The treatment of banking and other financial intermediaries' output in national accounts is one of the longstanding issues for generations of national accountants. Various methods of banking imputation have been proposed and implemented so far. FISIM (Financial Intermediation Services Indirectly Measured) as recommended first in System of National Accounts 1993 (inter-bank rates or central bank lending rates) and also in the 2008 revision to System of National Accounts 1993 (Commission of the European Communities et al. [2009]) in a somewhat modified form may be regarded as the latest authorized method of banking imputation.
Despite their varieties, most known methods for measuring banking output use some kind of interest spreads. In the method adopted in United Nations [1983, 1968], the spread between the lending rate and the deposit rate is used as the banking output measure. Meanwhile, FISM approaches to measuring banking outputs as recommended in Commission of the European Communities et al. [1993, 2009] use the reference rate of interest. Thus, according to the proposal, the spread between the lending rate and the reference rate represents banking output for borrowers and that between the reference rate and the deposit rate represent the output for depositors. These documents recommend to use the inter-bank rates or central bank lending rates as the reference rates.
The present paper will show that, according to Japanese experiences in the first decade in 2000's, this new method as proposed in Commission of the European Communities et al. [1993, 2009] seems to be vastly inadequate. There are known inadequacies involved with FISIM. An example may be the inadequacy involved with the treatment of risk premium elements.

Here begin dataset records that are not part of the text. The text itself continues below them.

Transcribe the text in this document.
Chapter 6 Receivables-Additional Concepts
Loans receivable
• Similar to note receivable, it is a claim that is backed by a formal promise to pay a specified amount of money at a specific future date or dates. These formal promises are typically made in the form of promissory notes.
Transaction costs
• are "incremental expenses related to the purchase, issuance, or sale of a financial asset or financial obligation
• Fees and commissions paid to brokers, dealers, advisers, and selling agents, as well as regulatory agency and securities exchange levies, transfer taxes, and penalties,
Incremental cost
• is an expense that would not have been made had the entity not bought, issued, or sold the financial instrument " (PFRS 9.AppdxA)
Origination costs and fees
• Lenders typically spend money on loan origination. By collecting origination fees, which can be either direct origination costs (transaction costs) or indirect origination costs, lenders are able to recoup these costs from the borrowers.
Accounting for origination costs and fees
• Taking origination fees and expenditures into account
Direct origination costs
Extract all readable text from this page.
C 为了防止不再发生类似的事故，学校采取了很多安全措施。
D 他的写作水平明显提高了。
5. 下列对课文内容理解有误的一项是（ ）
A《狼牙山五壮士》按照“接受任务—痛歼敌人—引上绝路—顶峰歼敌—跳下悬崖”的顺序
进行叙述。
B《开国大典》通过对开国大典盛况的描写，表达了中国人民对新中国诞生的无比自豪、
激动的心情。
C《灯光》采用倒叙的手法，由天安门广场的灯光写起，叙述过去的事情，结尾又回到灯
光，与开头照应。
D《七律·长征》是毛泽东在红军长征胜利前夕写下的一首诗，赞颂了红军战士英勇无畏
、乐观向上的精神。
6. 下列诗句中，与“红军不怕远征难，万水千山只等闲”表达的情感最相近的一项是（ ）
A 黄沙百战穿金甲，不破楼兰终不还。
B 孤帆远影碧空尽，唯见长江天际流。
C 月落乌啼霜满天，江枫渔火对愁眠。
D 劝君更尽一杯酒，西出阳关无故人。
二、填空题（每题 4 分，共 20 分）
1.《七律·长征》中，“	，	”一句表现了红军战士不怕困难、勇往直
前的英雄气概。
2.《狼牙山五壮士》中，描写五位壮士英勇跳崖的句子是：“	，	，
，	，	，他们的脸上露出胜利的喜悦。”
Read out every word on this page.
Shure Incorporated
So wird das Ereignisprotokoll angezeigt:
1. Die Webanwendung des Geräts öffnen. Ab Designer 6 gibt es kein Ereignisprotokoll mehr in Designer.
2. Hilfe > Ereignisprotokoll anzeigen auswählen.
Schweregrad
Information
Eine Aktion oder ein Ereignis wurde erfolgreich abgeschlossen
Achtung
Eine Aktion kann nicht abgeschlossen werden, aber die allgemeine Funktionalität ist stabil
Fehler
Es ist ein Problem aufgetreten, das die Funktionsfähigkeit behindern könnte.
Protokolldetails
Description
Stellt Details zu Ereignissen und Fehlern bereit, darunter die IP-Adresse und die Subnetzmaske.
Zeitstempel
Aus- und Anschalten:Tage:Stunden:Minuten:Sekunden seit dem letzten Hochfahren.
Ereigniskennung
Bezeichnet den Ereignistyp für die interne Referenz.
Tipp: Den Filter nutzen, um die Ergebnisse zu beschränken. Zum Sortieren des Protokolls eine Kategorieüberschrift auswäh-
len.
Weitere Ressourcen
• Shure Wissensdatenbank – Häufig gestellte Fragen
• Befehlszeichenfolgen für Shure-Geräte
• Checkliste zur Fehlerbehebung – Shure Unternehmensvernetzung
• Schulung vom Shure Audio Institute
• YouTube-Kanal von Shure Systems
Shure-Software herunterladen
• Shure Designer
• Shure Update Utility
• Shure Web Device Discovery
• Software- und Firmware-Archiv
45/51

In addition, the present paper claims that it measures gains from accessibility to the reference rate of interest (inter-bank rates or central bank lending rates) by commercial banks as their output. Thus, the measure gives the impression that the performance of financial intermediaries in Japan in the very period that is, the earliest decade in the 2000's which most economists regard as the period in which the financial intermediaries functioned most badly is highly effective. In fact, the FISIM measure as estimated by the Government of Japan has its peak in the earliest years in 2000's.
A Short Bibliography:
United Nations [1953] The System of National Accounts and Supporting Tables.
United Nations [1968] The System of National Accounts.
Commission of the European Communities, International Monetary Fund, Organisation for Economic Co-operation and Development, United Nations, and World Bank [1993] System of National Accounts 1993.
Commission of the European Communities, International Monetary Fund, Organisation for Economic Co-operation and Development, United Nations, and World Bank [2009] System of National Accounts 2008.
Keywords: FISIM; SNA; national accounting
Biography: Born in 1950, graduated from the graduate school of Hitotsubashi University in 1978 and work at School of Economics, Senshu university, JAPAN since 1979.